Evidemment non honorées. Comment s’étonner dès lors que 56 % des généralistes ayant participé à l’enquête s’estiment “harcelés” par le téléphone. Et que 68 % d’entre eux ont recours à la neutralisation de leur ligne lorsqu’ils sont sur le point de craquer ?
Tâches complémentaires
On parle de burn-out ? Nous y voilà. Les médecins de famille, particulièrement en Ile de France, vont devenir de moins en moins nombreux. Déjà, leur densité globale varie de un à deux selon les régions de France, et pourtant, on ne sait pas vraiment quel est le découpage exact du temps consacré à la consultation. Certes, le contenu médical d’une consultation-type a été analysé par la Société française de médecine générale (Sfmg) qui a révélé qu’un acte de médecin de famille avait à traiter en moyenne de 1,26 à 2,66 problèmes de santé par consultation ou visite.
L’emploi du temps d’un médecin généraliste a par ailleurs été passé au peigne fin de la Drees (Direction de la recherche, des études, de l’évaluation et des statistiques) ou autres Cahiers de démographie et de sociologie médicale : les 52 à 60 heures de travail sont confirmées à chaque fois. L’Urps Ile de France s’est également penchée sur ces tâches annexes, qui s’agrègent aux soins proprement dits, comprenant les conseils de prévention, la recherche médicale autour de la consultation, la correspondance avec des confrères, le temps comptable et administratif, la formation continue et les actes gratuits. Mais quid du contenu stricto sensu de la consultation ?
"Au-delà de l’interrogatoire du patient, de son examen clinique et des prescriptions liés au motif du rendez-vous, la consultation du médecin généraliste englobe des tâches complémentaires qui n’ont fait l’objet d’aucune étude quantitative.

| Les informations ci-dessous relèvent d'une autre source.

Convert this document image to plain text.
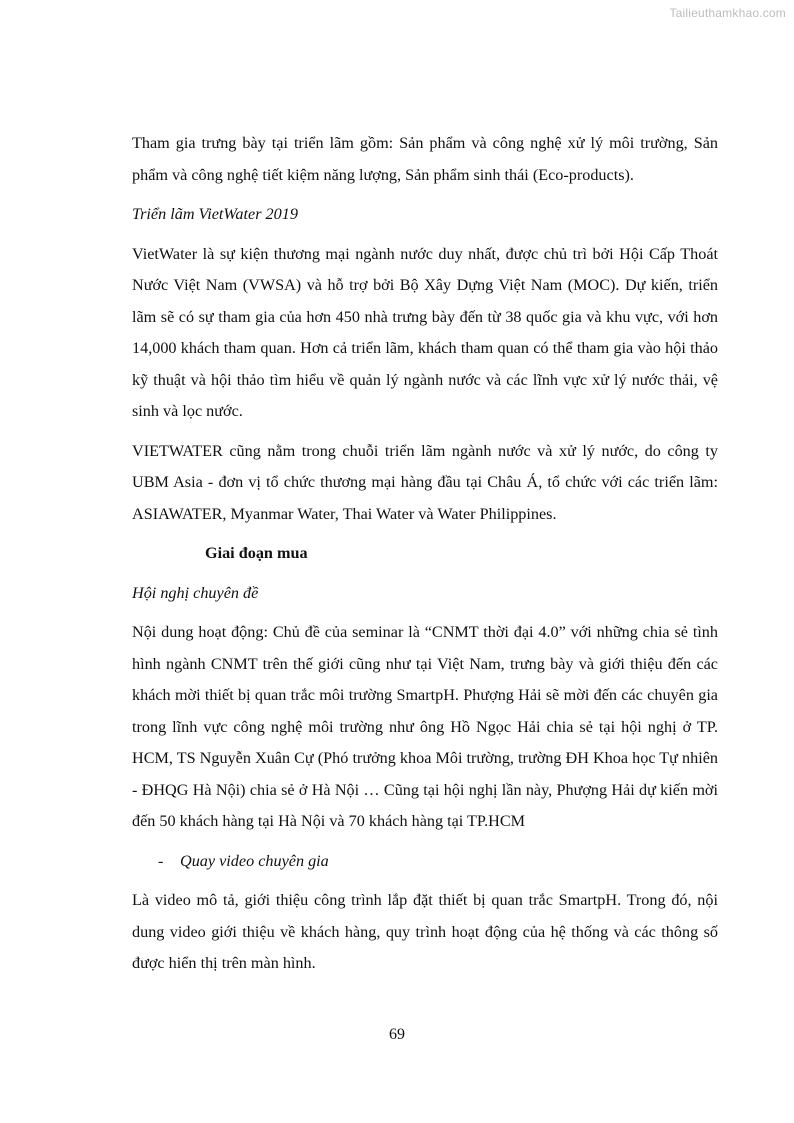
Tailieuthamkhao.com

Tham gia trưng bày tại triển lãm gồm: Sản phẩm và công nghệ xử lý môi trường, Sản phẩm và công nghệ tiết kiệm năng lượng, Sản phẩm sinh thái (Eco-products).

Triển lãm VietWater 2019

VietWater là sự kiện thương mại ngành nước duy nhất, được chủ trì bởi Hội Cấp Thoát Nước Việt Nam (VWSA) và hỗ trợ bởi Bộ Xây Dựng Việt Nam (MOC). Dự kiến, triển lãm sẽ có sự tham gia của hơn 450 nhà trưng bày đến từ 38 quốc gia và khu vực, với hơn 14,000 khách tham quan. Hơn cả triển lãm, khách tham quan có thể tham gia vào hội thảo kỹ thuật và hội thảo tìm hiểu về quản lý ngành nước và các lĩnh vực xử lý nước thải, vệ sinh và lọc nước.

VIETWATER cũng nằm trong chuỗi triển lãm ngành nước và xử lý nước, do công ty UBM Asia - đơn vị tổ chức thương mại hàng đầu tại Châu Á, tổ chức với các triển lãm: ASIAWATER, Myanmar Water, Thai Water và Water Philippines.

Giai đoạn mua

Hội nghị chuyên đề

Nội dung hoạt động: Chủ đề của seminar là “CNMT thời đại 4.0” với những chia sẻ tình hình ngành CNMT trên thế giới cũng như tại Việt Nam, trưng bày và giới thiệu đến các khách mời thiết bị quan trắc môi trường SmartpH. Phượng Hải sẽ mời đến các chuyên gia trong lĩnh vực công nghệ môi trường như ông Hồ Ngọc Hải chia sẻ tại hội nghị ở TP. HCM, TS Nguyễn Xuân Cự (Phó trưởng khoa Môi trường, trường ĐH Khoa học Tự nhiên - ĐHQG Hà Nội) chia sẻ ở Hà Nội … Cũng tại hội nghị lần này, Phượng Hải dự kiến mời đến 50 khách hàng tại Hà Nội và 70 khách hàng tại TP.HCM

-	Quay video chuyên gia

Là video mô tả, giới thiệu công trình lắp đặt thiết bị quan trắc SmartpH. Trong đó, nội dung video giới thiệu về khách hàng, quy trình hoạt động của hệ thống và các thông số được hiển thị trên màn hình.

69
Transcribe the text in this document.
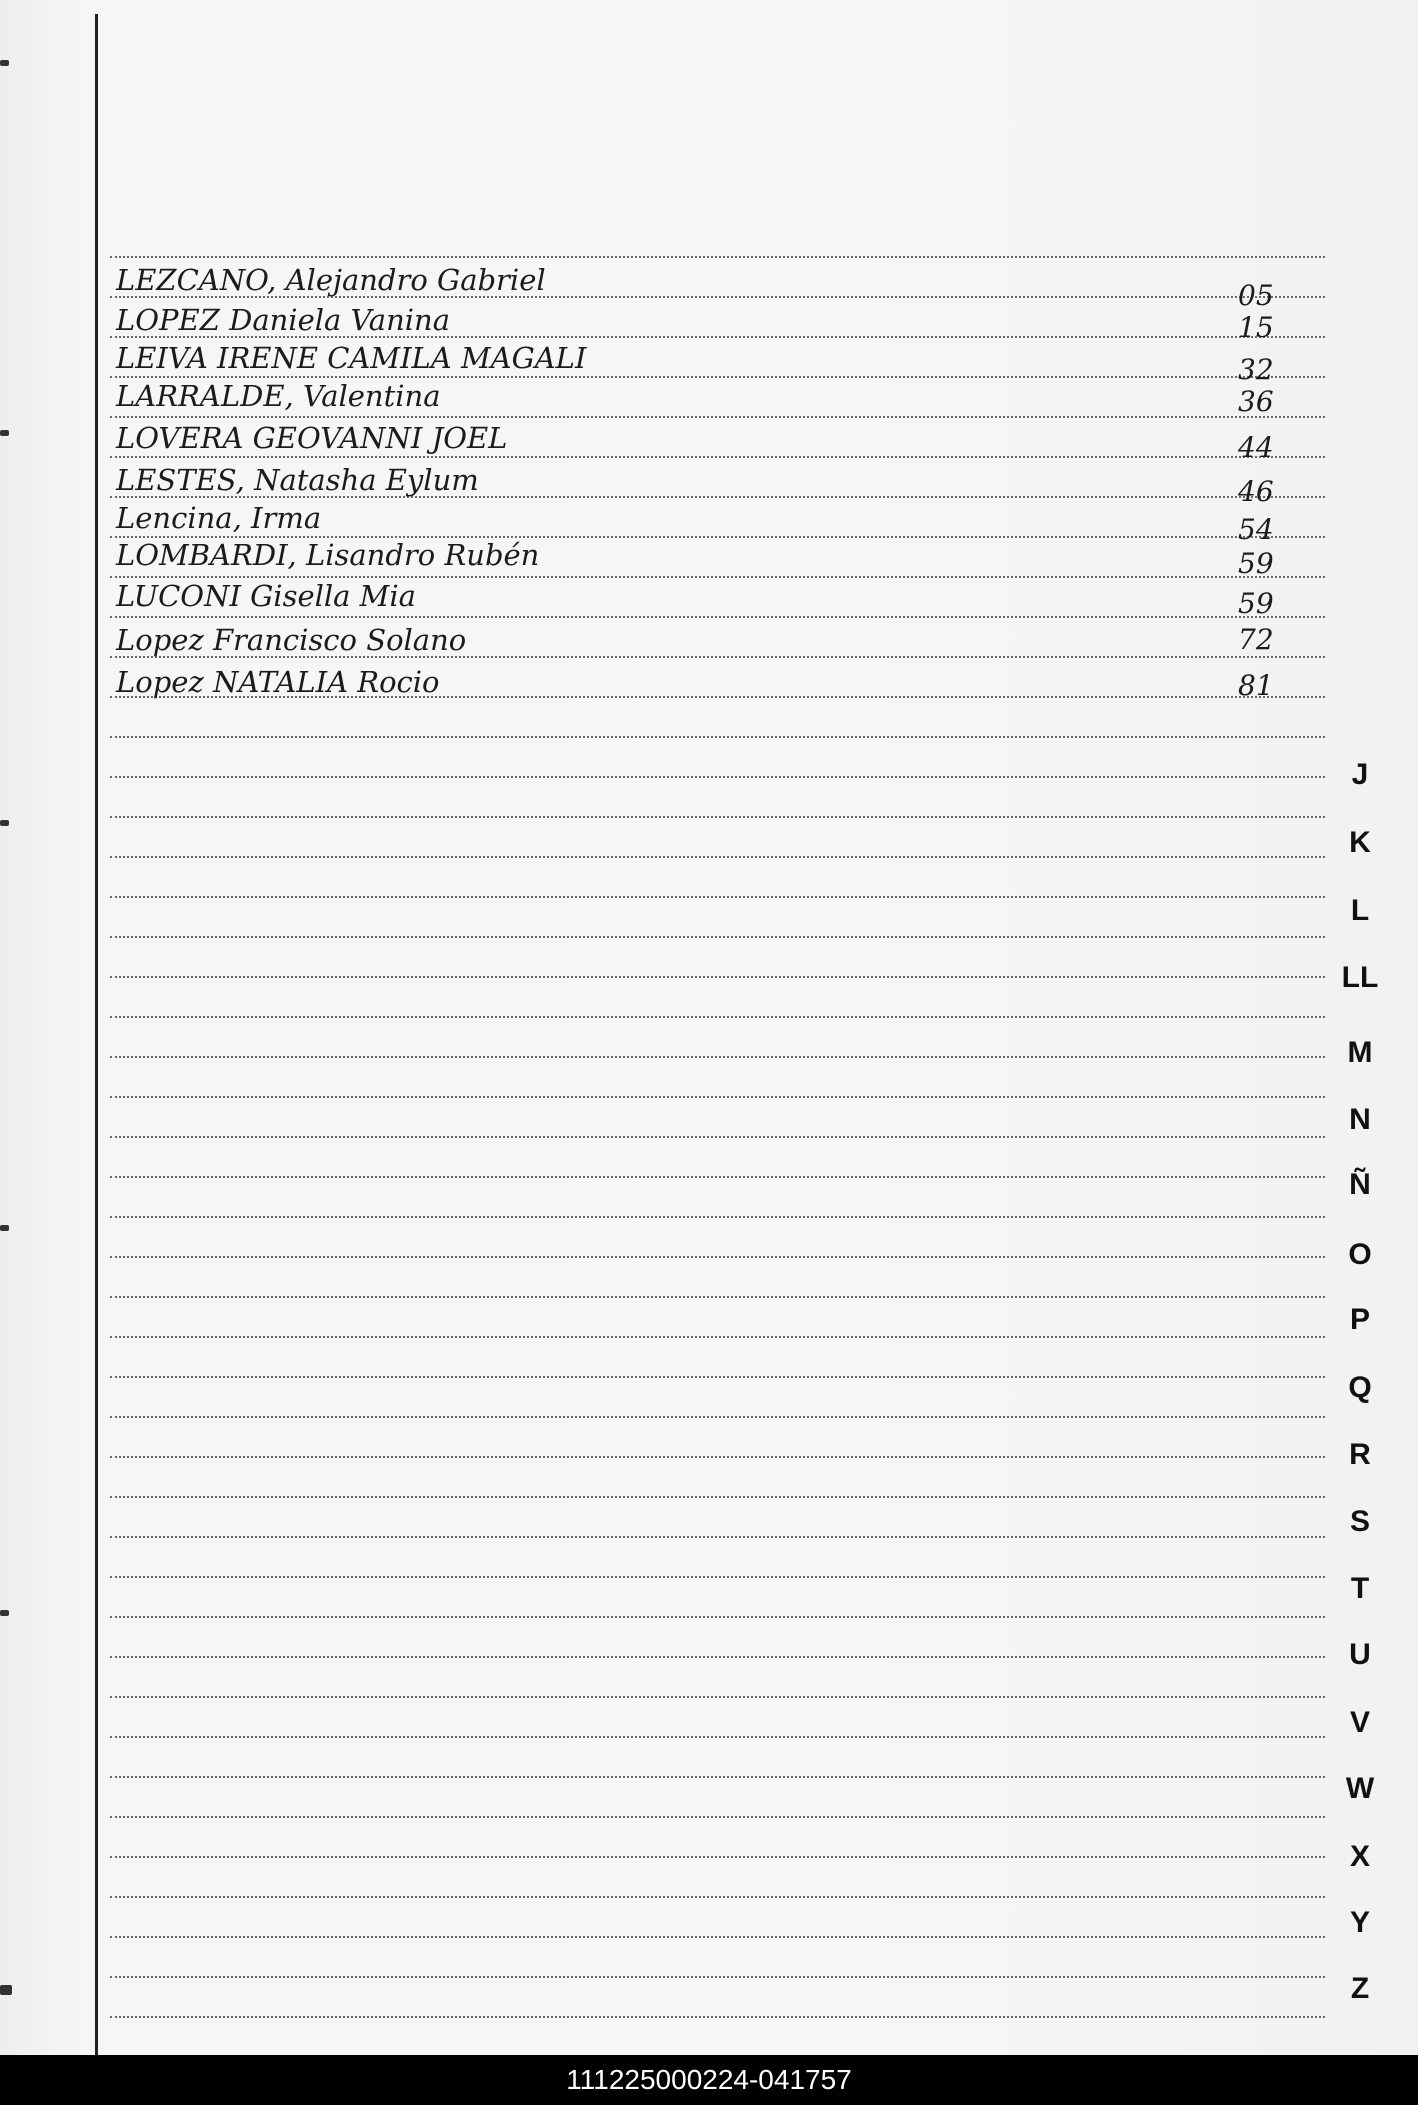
LEZCANO, Alejandro Gabriel	05
LOPEZ Daniela Vanina	15
LEIVA IRENE CAMILA MAGALI	32
LARRALDE, Valentina	36
LOVERA GEOVANNI JOEL	44
LESTES, Natasha Eylum	46
Lencina, Irma	54
LOMBARDI, Lisandro Rubén	59
LUCONI Gisella Mia	59
Lopez Francisco Solano	72
Lopez NATALIA Rocio	81
J
K
L
LL
M
N
Ñ
O
P
Q
R
S
T
U
V
W
X
Y
Z
111225000224-041757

Or dans un contexte de raréfaction des médecins généralistes, il importe de connaitre la nature de leur travail dans toutes ses dimensions : soins, mais aussi prévention, recherche, tâches administratives, etc.” explique-t-on à l’Urps.
Pic d’appel
L’étude régionale s’appuie sur l’analyse (questionnaires auto-administrés) de 3 734 appels téléphoniques reçus durant les consultations de médecins généralistes franciliens collectées entre juin et novembre 2010. Elle révèle que les généralistes répondent en moyenne à 15 appels téléphoniques d’une durée moyenne de 2,12 minutes, qu’ils aient ou non un secrétariat téléphonique. Le pic d’appel se situe entre 9 et 10 h (11 % des appels), mais les appels les plus longs (plus de 3 ou 4 minutes), arrivent après 19 heures. Parallèlement, les médecins généralistes passent personnellement une moyenne de 9 appels par jours, à leurs patients ou leurs confrères, d’une durée moyenne de 5 minutes.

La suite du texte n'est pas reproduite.